Keep also in mind that (as
with CRYSIS) in order to fully enjoy the game, barely meeting the
minimum requirements means you will barely experience the game. I refuse
to deal with WinVISTA so, obviously, this review pertains to DirectX-9.
The game is also DirectX-10 compatible, something I cannot comment on
though. And now for some good news.
UBISOFT has been recently hit
with a $5million class-action suit for hardware (OK, "allegedly")
damaged by StarForce bundled with its games. Since, they have announced
to be abandoning its StarForce partnership - so let's all rejoice:
unlike other UBISOFT games, ASSASSIN's CREED does NOT sport StarForce!

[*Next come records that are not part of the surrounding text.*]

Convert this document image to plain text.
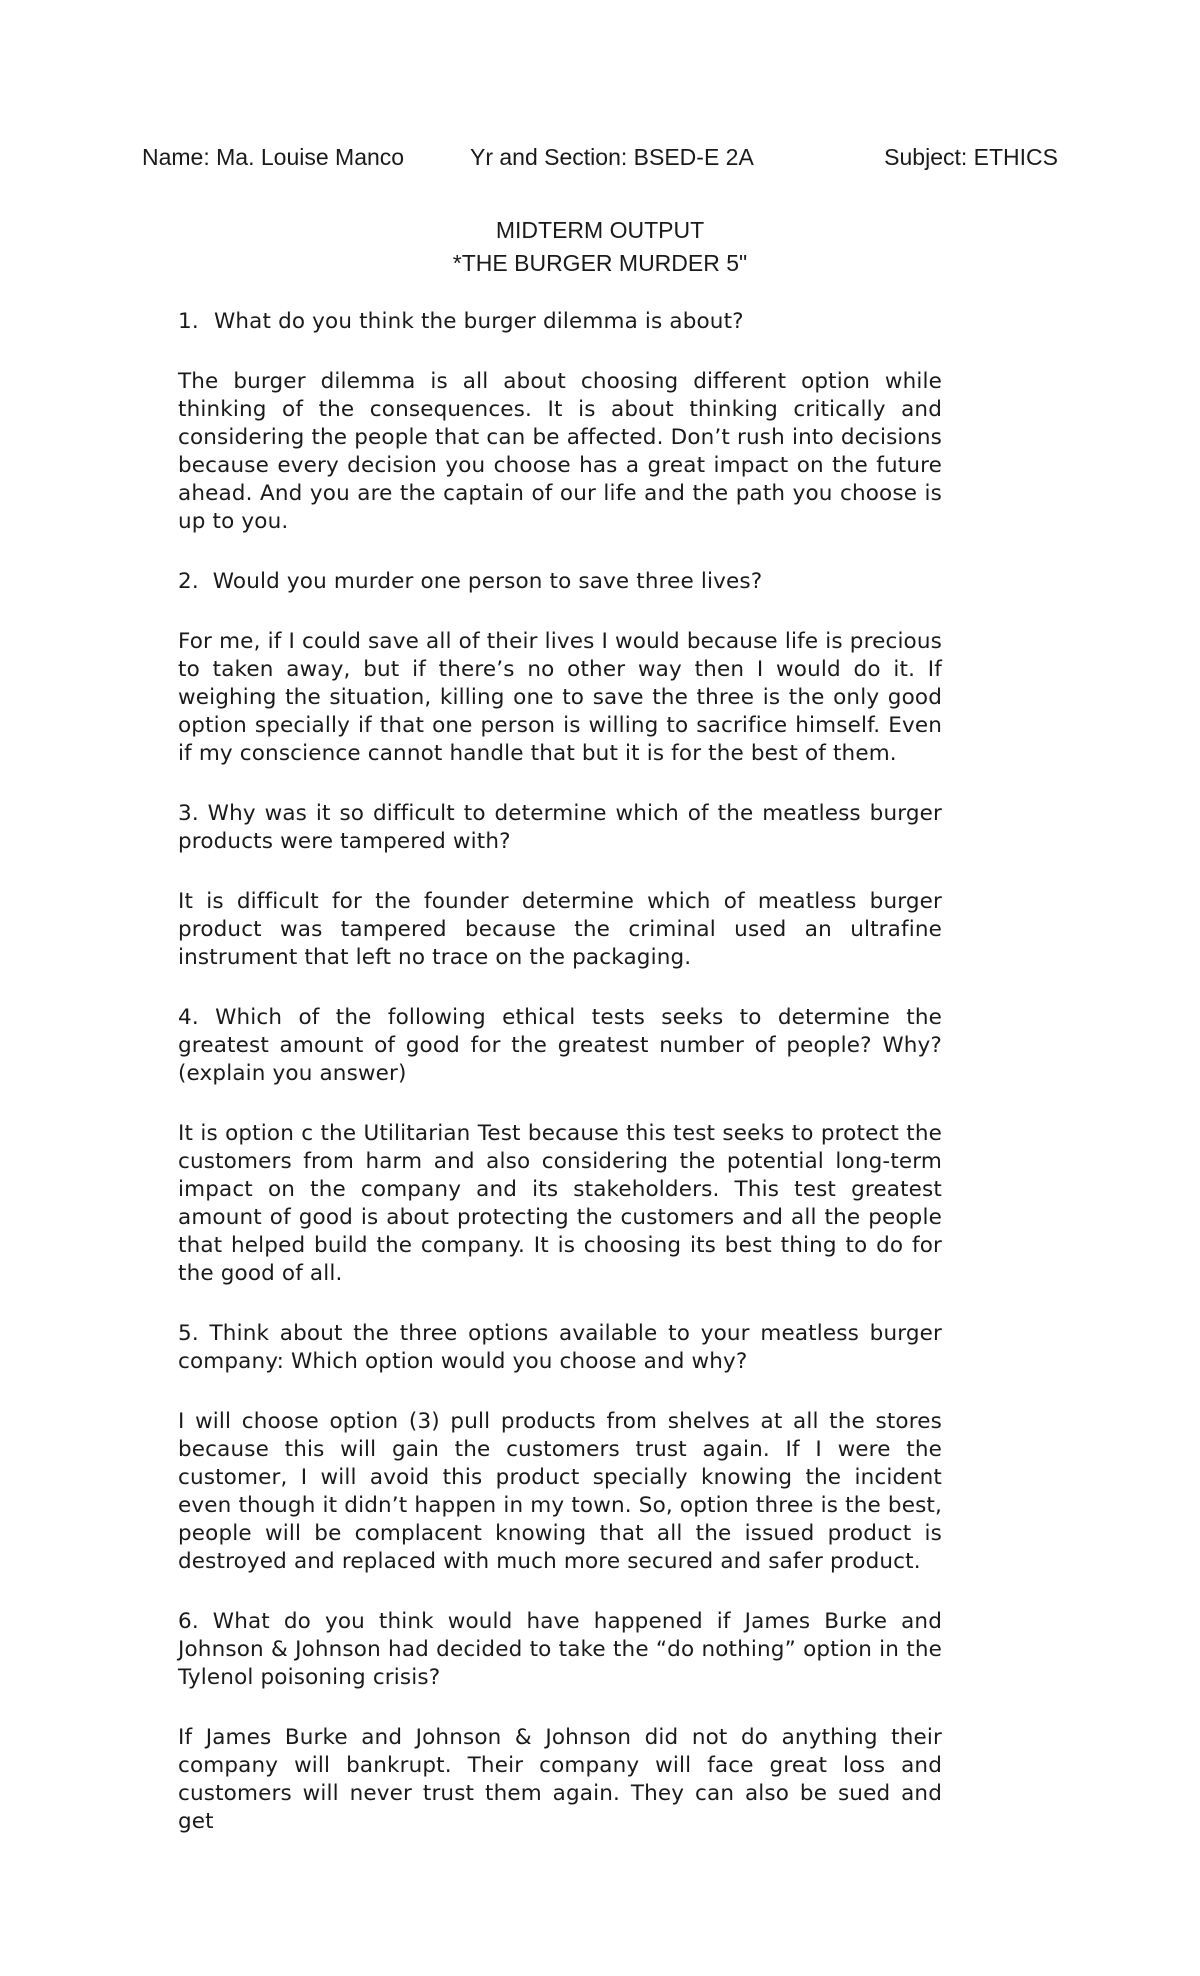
Name: Ma. Louise Manco	Yr and Section: BSED-E 2A	Subject: ETHICS
MIDTERM OUTPUT
*THE BURGER MURDER 5"
1. What do you think the burger dilemma is about?

The burger dilemma is all about choosing different option while thinking of the consequences. It is about thinking critically and considering the people that can be affected. Don’t rush into decisions because every decision you choose has a great impact on the future ahead. And you are the captain of our life and the path you choose is up to you.

2.  Would you murder one person to save three lives?

For me, if I could save all of their lives I would because life is precious to taken away, but if there’s no other way then I would do it. If weighing the situation, killing one to save the three is the only good option specially if that one person is willing to sacrifice himself. Even if my conscience cannot handle that but it is for the best of them.

3. Why was it so difficult to determine which of the meatless burger products were tampered with?

It is difficult for the founder determine which of meatless burger product was tampered because the criminal used an ultrafine instrument that left no trace on the packaging.

4. Which of the following ethical tests seeks to determine the greatest amount of good for the greatest number of people? Why? (explain you answer)

It is option c the Utilitarian Test because this test seeks to protect the customers from harm and also considering the potential long-term impact on the company and its stakeholders. This test greatest amount of good is about protecting the customers and all the people that helped build the company. It is choosing its best thing to do for the good of all.

5. Think about the three options available to your meatless burger company: Which option would you choose and why?

I will choose option (3) pull products from shelves at all the stores because this will gain the customers trust again. If I were the customer, I will avoid this product specially knowing the incident even though it didn’t happen in my town. So, option three is the best, people will be complacent knowing that all the issued product is destroyed and replaced with much more secured and safer product.

6. What do you think would have happened if James Burke and Johnson & Johnson had decided to take the “do nothing” option in the Tylenol poisoning crisis?

If James Burke and Johnson & Johnson did not do anything their company will bankrupt. Their company will face great loss and customers will never trust them again. They can also be sued and get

Instead, a much milder SafeDisc is used.
It is a pity it took
litigation to finally listen to their own customers (suing StarForce
would make much more sense, but try finding them in Russia!), but let's
count our blessings.
So, overall, this is a well made and
beautiful, immersing (although quite short) game that needed more work
in PC optimization (where it looses 1 star Overall) and character
control (where it looses 1 star for Fun).
As Altair himself would
have put it: "Nothing is true. Everything is permitted."
Well, not
everything - and certainly NOT StarForce.

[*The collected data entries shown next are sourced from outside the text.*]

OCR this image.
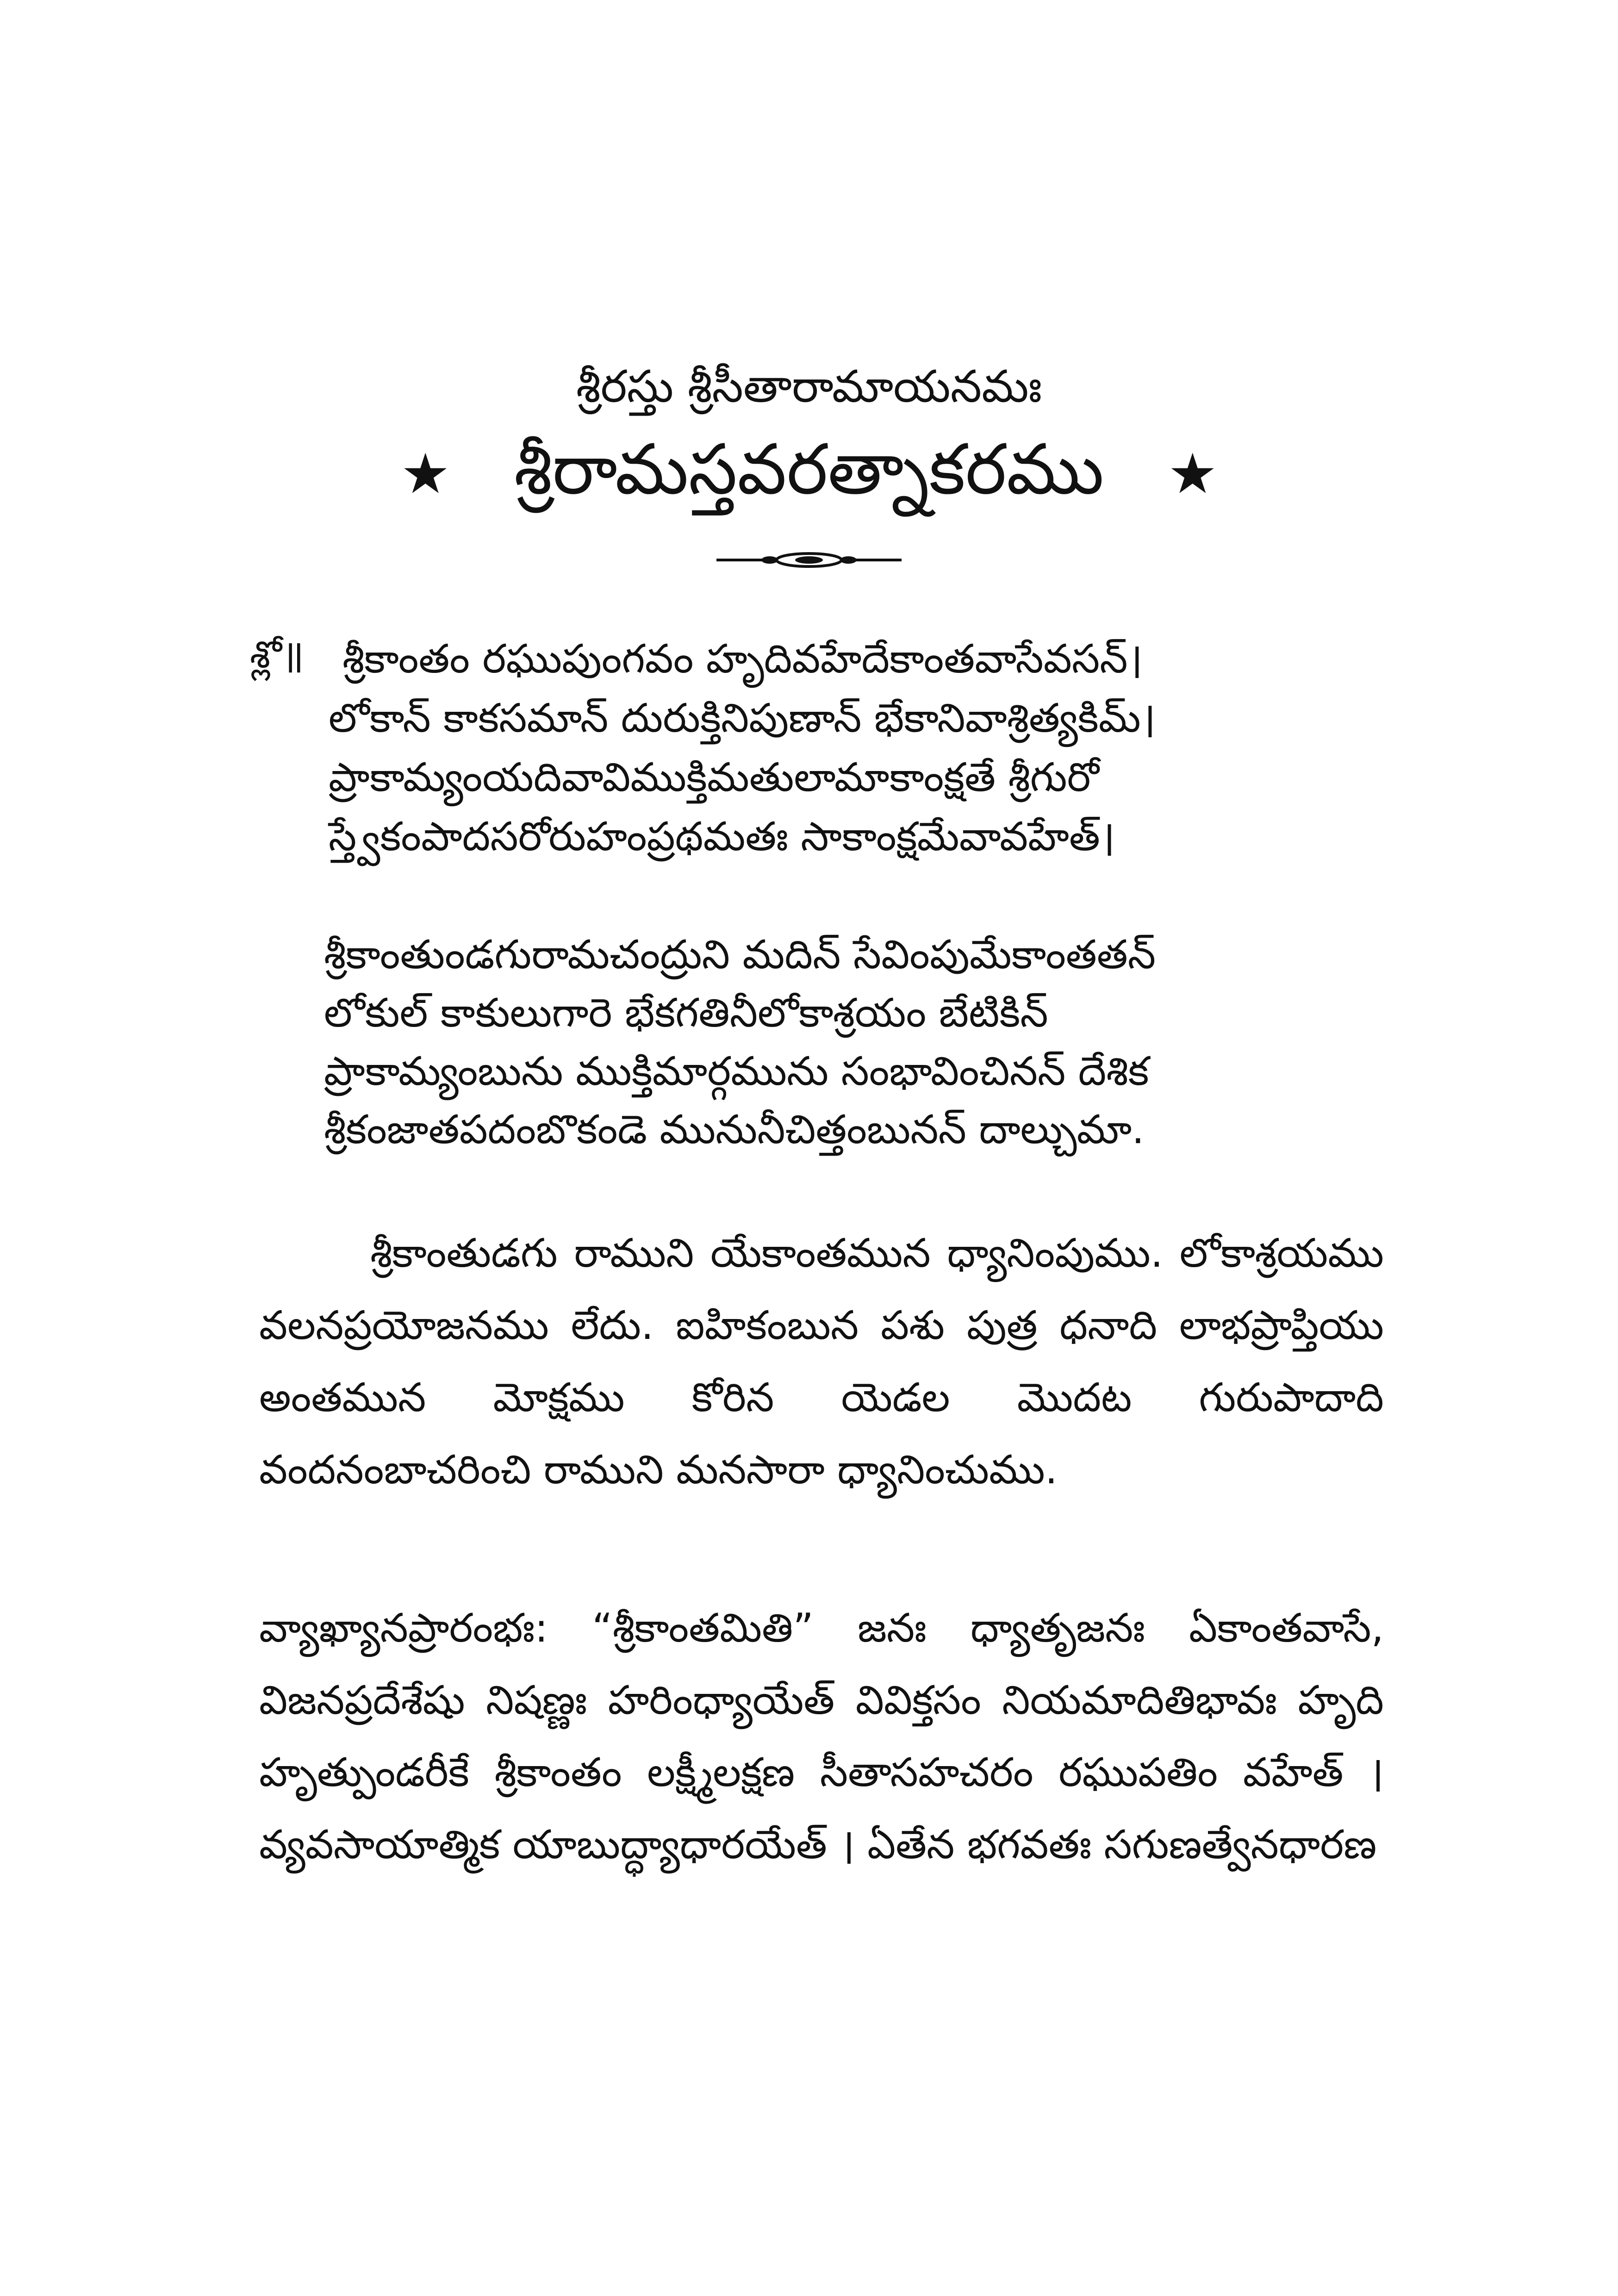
శ్రీరస్తు శ్రీసీతారామాయనమః
★ శ్రీరామస్తవరత్నాకరము ★
శ్లో॥ శ్రీకాంతం రఘుపుంగవం హృదివహేదేకాంతవాసేవసన్।

లోకాన్ కాకసమాన్ దురుక్తినిపుణాన్ భేకానివాశ్రిత్యకిమ్।

ప్రాకామ్యంయదివావిముక్తిమతులామాకాంక్షతే శ్రీగురో

స్త్వేకంపాదసరోరుహంప్రథమతః సాకాంక్షమేవావహేత్।

శ్రీకాంతుండగురామచంద్రుని మదిన్ సేవింపుమేకాంతతన్

లోకుల్ కాకులుగారె భేకగతినీలోకాశ్రయం బేటికిన్

ప్రాకామ్యంబును ముక్తిమార్గమును సంభావించినన్ దేశిక

శ్రీకంజాతపదంబొకండె మునునీచిత్తంబునన్ దాల్చుమా.

శ్రీకాంతుడగు రాముని యేకాంతమున ధ్యానింపుము. లోకాశ్రయము వలనప్రయోజనము లేదు. ఐహికంబున పశు పుత్ర ధనాది లాభప్రాప్తియు అంతమున మోక్షము కోరిన యెడల మొదట గురుపాదాది వందనంబాచరించి రాముని మనసారా ధ్యానించుము.

వ్యాఖ్యానప్రారంభః: “శ్రీకాంతమితి” జనః ధ్యాతృజనః ఏకాంతవాసే, విజనప్రదేశేషు నిషణ్ణః హరింధ్యాయేత్ వివిక్తసం నియమాదితిభావః హృది హృత్పుండరీకే శ్రీకాంతం లక్ష్మీలక్షణ సీతాసహచరం రఘుపతిం వహేత్ । వ్యవసాయాత్మిక యాబుద్ధ్యాధారయేత్ । ఏతేన భగవతః సగుణత్వేనధారణ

PC version is locked in at a widescreen ratio but
still entertaining game... for a while.
Just a warning... if you have
a standard non-widescreen monitor, the pc version of Assassin's Creed
is locked in at a widescreen ratio. There is no option for full screen
either. Which means that it will play on a standard monitor but the
black bars on top and bottom are huge! They take up half the screen.
This might be something to consider before purchasing this game if you
have a standard full screen size monitor. It doesn't matter which
resolution you choose, the black bars will be huge on a regular 4:3
monitor. I chose 1024 x 768, 1280 x 960, and 1280 x 1024: all the same:
huge black bars.
The game itself is still very entertaining but
the controls on the pc take some getting used to. In fact, you can
definitely tell this game was meant to be played on the console not the
pc. Once you get used to the pc controls, the game become much more
enjoyable.
The graphics are incredibly good although it seemed
like the further I got in the game, the more faded the graphics looked
in places on the pc version. Also, I really, really like the amount of
freedom you have in Assassin's Creed. You can choose however you want to
accomplish each objective and whatever order you want. The game is
pretty open that way. You can explore the city for hours if you want
before doing the objectives too.
Because of the inability to play in full screen and the awkward controls on the pc, I'd rather play this particular game on the PS3 or xbox 360. Even on the console, there is still a problem with the game play. It gets pretty redundant after a while. How many times can you protect a citizen, pick pocket, etc.? After about the 4th or 5th assassination, you might start to get a little bored with this game. There are 9 assassinations you must make and I really started to lose interest after the 4th or 5th one. It gets to be the same thing over and over again.